Inguinoscrotal hernias with bladder herniation are rare, with incidence of 1 to 4%.1,2 A preoperative diagnosis is very important to avoid bladder injury at the time of surgery. Literatures have cited only about 7% of cases to have been diagnosed before surgery.2-4 Ultrasonography, voiding cystourethrography, and magnetic resonance imaging (MRI) play an important role in preoperative diagnosis.1,5-8 We report a case of scrotal cystocele in a 64-year-old patient who underwent hernioplasty after bladder repositioning.


An elderly male patient aged 64 years presented to surgical outpatient department with history of an intermittent swelling in the left groin for 6 to 8 months. He gave a typical symptom of increase in size of the swelling and double micturition (desire to void twice within a short time interval). By manual compression of the inguinoscrotal swelling, he noted decrease in the size of groin swelling following micturition. He did not have symptoms of thinning of stream, straining at micturition, or hesitancy. He was hypertensive and diabetic with regular treatment from the physician.

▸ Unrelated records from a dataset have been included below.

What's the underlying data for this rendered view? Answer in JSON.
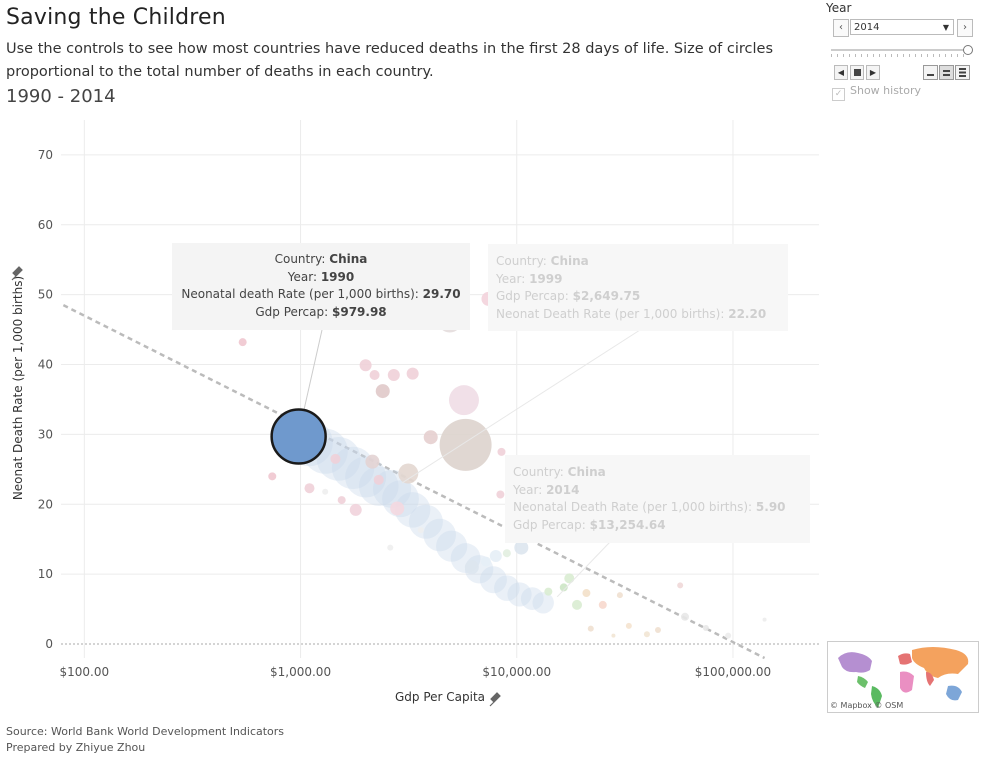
{
  "title": "Saving the Children",
  "subtitle": "Use the controls to see how most countries have reduced deaths in the first 28 days of life. Size of circles proportional to the total number of deaths in each country.",
  "range": "1990 - 2014",
  "controls": {
    "label": "Year",
    "year_value": "2014",
    "show_history_label": "Show history",
    "slider_value": 1.0
  },
  "tooltips": [
    {
      "country_label": "Country:",
      "country": "China",
      "year_label": "Year:",
      "year": "1990",
      "l3": "Neonatal death Rate (per 1,000 births):",
      "v3": "29.70",
      "l4": "Gdp Percap:",
      "v4": "$979.98"
    },
    {
      "country_label": "Country:",
      "country": "China",
      "year_label": "Year:",
      "year": "1999",
      "l3": "Gdp Percap:",
      "v3": "$2,649.75",
      "l4": "Neonat Death Rate (per 1,000 births):",
      "v4": "22.20"
    },
    {
      "country_label": "Country:",
      "country": "China",
      "year_label": "Year:",
      "year": "2014",
      "l3": "Neonatal Death Rate (per 1,000 births):",
      "v3": "5.90",
      "l4": "Gdp Percap:",
      "v4": "$13,254.64"
    }
  ],
  "map_credit": "© Mapbox © OSM",
  "source": {
    "line1": "Source: World Bank World Development Indicators",
    "line2": "Prepared by Zhiyue Zhou"
  },
  "colors": {
    "china": "#6f99cd",
    "china_trail": "#c8d8ea",
    "trend": "#bbbbbb"
  },
  "chart_data": {
    "type": "scatter",
    "xlabel": "Gdp Per Capita",
    "ylabel": "Neonat Death Rate (per 1,000 births)",
    "x_scale": "log",
    "xlim": [
      78,
      250000
    ],
    "ylim": [
      -2,
      75
    ],
    "x_ticks": [
      {
        "value": 100,
        "label": "$100.00"
      },
      {
        "value": 1000,
        "label": "$1,000.00"
      },
      {
        "value": 10000,
        "label": "$10,000.00"
      },
      {
        "value": 100000,
        "label": "$100,000.00"
      }
    ],
    "y_ticks": [
      {
        "value": 0,
        "label": "0"
      },
      {
        "value": 10,
        "label": "10"
      },
      {
        "value": 20,
        "label": "20"
      },
      {
        "value": 30,
        "label": "30"
      },
      {
        "value": 40,
        "label": "40"
      },
      {
        "value": 50,
        "label": "50"
      },
      {
        "value": 60,
        "label": "60"
      },
      {
        "value": 70,
        "label": "70"
      }
    ],
    "trend_line": {
      "x": [
        80,
        140000
      ],
      "y": [
        48.5,
        -2
      ]
    },
    "highlighted": {
      "country": "China",
      "year": 1990,
      "x": 979.98,
      "y": 29.7
    },
    "history_trail": {
      "country": "China",
      "points": [
        {
          "x": 979.98,
          "y": 29.7
        },
        {
          "x": 1100,
          "y": 28.8
        },
        {
          "x": 1300,
          "y": 27.6
        },
        {
          "x": 1500,
          "y": 26.5
        },
        {
          "x": 1750,
          "y": 25.2
        },
        {
          "x": 2000,
          "y": 23.9
        },
        {
          "x": 2300,
          "y": 22.6
        },
        {
          "x": 2649.75,
          "y": 22.2
        },
        {
          "x": 2900,
          "y": 20.8
        },
        {
          "x": 3300,
          "y": 19.2
        },
        {
          "x": 3800,
          "y": 17.5
        },
        {
          "x": 4400,
          "y": 15.6
        },
        {
          "x": 5000,
          "y": 14.0
        },
        {
          "x": 5800,
          "y": 12.3
        },
        {
          "x": 6700,
          "y": 10.7
        },
        {
          "x": 7800,
          "y": 9.2
        },
        {
          "x": 9000,
          "y": 8.0
        },
        {
          "x": 10300,
          "y": 7.1
        },
        {
          "x": 11800,
          "y": 6.5
        },
        {
          "x": 13254.64,
          "y": 5.9
        }
      ]
    },
    "other_countries": [
      {
        "x": 5800,
        "y": 28.5,
        "r": 26,
        "color": "#ddd3cd"
      },
      {
        "x": 5700,
        "y": 34.9,
        "r": 15,
        "color": "#f0dde6"
      },
      {
        "x": 4900,
        "y": 46.3,
        "r": 12,
        "color": "#e4dddd"
      },
      {
        "x": 7400,
        "y": 49.4,
        "r": 7,
        "color": "#f3d3dc"
      },
      {
        "x": 810,
        "y": 30.5,
        "r": 9,
        "color": "#f0c7cf"
      },
      {
        "x": 1050,
        "y": 31.0,
        "r": 5,
        "color": "#f0d0d8"
      },
      {
        "x": 2150,
        "y": 26.1,
        "r": 7,
        "color": "#e3d3d3"
      },
      {
        "x": 2000,
        "y": 39.9,
        "r": 6,
        "color": "#f0d0d8"
      },
      {
        "x": 2200,
        "y": 38.5,
        "r": 5,
        "color": "#f0d0d8"
      },
      {
        "x": 2700,
        "y": 38.5,
        "r": 6,
        "color": "#f0d0d8"
      },
      {
        "x": 2400,
        "y": 36.2,
        "r": 7,
        "color": "#e0c9c9"
      },
      {
        "x": 4000,
        "y": 29.6,
        "r": 7,
        "color": "#e5cfcf"
      },
      {
        "x": 3150,
        "y": 24.4,
        "r": 10,
        "color": "#e3d7d0"
      },
      {
        "x": 2800,
        "y": 19.4,
        "r": 7,
        "color": "#f4d8e0"
      },
      {
        "x": 2300,
        "y": 23.5,
        "r": 5,
        "color": "#f0d0d8"
      },
      {
        "x": 1800,
        "y": 19.2,
        "r": 6,
        "color": "#f1d3db"
      },
      {
        "x": 1550,
        "y": 20.6,
        "r": 4,
        "color": "#f0d0d8"
      },
      {
        "x": 1450,
        "y": 26.5,
        "r": 5,
        "color": "#f0d0d8"
      },
      {
        "x": 1100,
        "y": 22.3,
        "r": 5,
        "color": "#f0d0d8"
      },
      {
        "x": 540,
        "y": 43.2,
        "r": 4,
        "color": "#f0c7cf"
      },
      {
        "x": 740,
        "y": 24.0,
        "r": 4,
        "color": "#f0c7cf"
      },
      {
        "x": 3300,
        "y": 38.7,
        "r": 6,
        "color": "#f0d0d8"
      },
      {
        "x": 8500,
        "y": 27.5,
        "r": 4,
        "color": "#f0d0d8"
      },
      {
        "x": 8400,
        "y": 21.4,
        "r": 4,
        "color": "#f0d0d8"
      },
      {
        "x": 9000,
        "y": 13.0,
        "r": 4,
        "color": "#e2eee0"
      },
      {
        "x": 10500,
        "y": 13.8,
        "r": 7,
        "color": "#dde6ee"
      },
      {
        "x": 8000,
        "y": 12.6,
        "r": 6,
        "color": "#e6eef6"
      },
      {
        "x": 7200,
        "y": 11.8,
        "r": 5,
        "color": "#e6eef6"
      },
      {
        "x": 6200,
        "y": 11.0,
        "r": 7,
        "color": "#dde6ee"
      },
      {
        "x": 14000,
        "y": 7.5,
        "r": 4,
        "color": "#d9ecd2"
      },
      {
        "x": 16500,
        "y": 8.1,
        "r": 4,
        "color": "#cce5c4"
      },
      {
        "x": 17500,
        "y": 9.4,
        "r": 5,
        "color": "#d9ecd2"
      },
      {
        "x": 19000,
        "y": 5.6,
        "r": 5,
        "color": "#d9ecd2"
      },
      {
        "x": 21000,
        "y": 7.3,
        "r": 4,
        "color": "#f3e0c9"
      },
      {
        "x": 25000,
        "y": 5.6,
        "r": 4,
        "color": "#f7d8cd"
      },
      {
        "x": 33000,
        "y": 2.6,
        "r": 3,
        "color": "#f5e3cf"
      },
      {
        "x": 45000,
        "y": 2.0,
        "r": 3,
        "color": "#f0e0d0"
      },
      {
        "x": 60000,
        "y": 3.9,
        "r": 4,
        "color": "#e8e8e8"
      },
      {
        "x": 75000,
        "y": 2.3,
        "r": 3,
        "color": "#e8e8e8"
      },
      {
        "x": 95000,
        "y": 1.2,
        "r": 3,
        "color": "#ececec"
      },
      {
        "x": 140000,
        "y": 3.5,
        "r": 2,
        "color": "#ececec"
      },
      {
        "x": 57000,
        "y": 8.4,
        "r": 3,
        "color": "#f0d8d8"
      },
      {
        "x": 30000,
        "y": 7.0,
        "r": 3,
        "color": "#f0e0d0"
      },
      {
        "x": 40000,
        "y": 1.4,
        "r": 3,
        "color": "#f2e6d4"
      },
      {
        "x": 28000,
        "y": 1.2,
        "r": 2,
        "color": "#f2e6d4"
      },
      {
        "x": 22000,
        "y": 2.2,
        "r": 3,
        "color": "#f0e0d0"
      },
      {
        "x": 12000,
        "y": 17.0,
        "r": 3,
        "color": "#e6eef6"
      },
      {
        "x": 1300,
        "y": 21.8,
        "r": 3,
        "color": "#eeeeee"
      },
      {
        "x": 3600,
        "y": 16.3,
        "r": 3,
        "color": "#eeeeee"
      },
      {
        "x": 2600,
        "y": 13.8,
        "r": 3,
        "color": "#eeeeee"
      }
    ]
  }
}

Clinical examination showed a huge soft left inguinoscrotal swelling (Fig. 1). On per rectal examination, he had mild prostatomegaly. A diagnosis of bladder hernia was made on the basis of symptoms. Ultrasound of the left groin reported indirect inguinal hernia with bladder as content, voiding cystourethrogram, and MRI confirmed bladder herniation (Figs 2 and 3).

Fig. 1:

Preoperative view of left inguinoscrotal swelling – scrotal cystocele


The patient underwent inguinal hernia repair with prolene mesh after bladder catheterization. Operative finding was bladder herniation as the content in the indirect sac. Carefully, bladder was repositioned and posterior wall of the inguinal canal strengthened by prolene meshplasty (Fig. 4). The patient went home on the 8th postoperative day, and he is symptom-free on follow-up till date.

Fig. 2:

Voiding cystourethrography showing dog ear herniation of bladder

Fig. 3:

Magnetic resonance imaging (parasagittal section) showing left inguinoscrotal bladder herniation

Fig. 4:

Left inguinal meshplasty after bladder was repositioned



Inguinoscrotal hernias involving the bladder are a rare entity.1-3 It is usually seen in patients beyond 5th decade, with a reported incidence of 10%.4,5 This could be explained by the fact that advancing age weakens the bladder tone and supporting structures.6 The preoperative diagnosis is very important to avoid iatrogenic bladder injury. The typical symptom of two-stage micturition should give a clue to the diagnosis (double micturition, manual compression of scrotal swelling to void). These patients are habituated to a two-stage micturition as the weakened detrusor contraction may be inadequate to contract and pull back the herniated portion of the bladder into the normal position in the premicturition phase; therefore, the patient adopts to and is compensated by the manual compression technique.7,8 Ultrasound of the swelling can differentiate bladder hernia from a hydrocele. Voiding cystourethrography demonstrates a classical dog ear herniation of the bladder.8 The causes, such as stricture urethra and benign prostate hypertrophy have to be considered as an underlying cause. Hernioplasty is the treatment of choice with narrowing of the internal ring.8


A thorough preoperative evaluation is required to diagnose bladder hernia in all large inguinoscrotal hernias, especially in elderly patients to decrease the chances of injury at the time of surgery.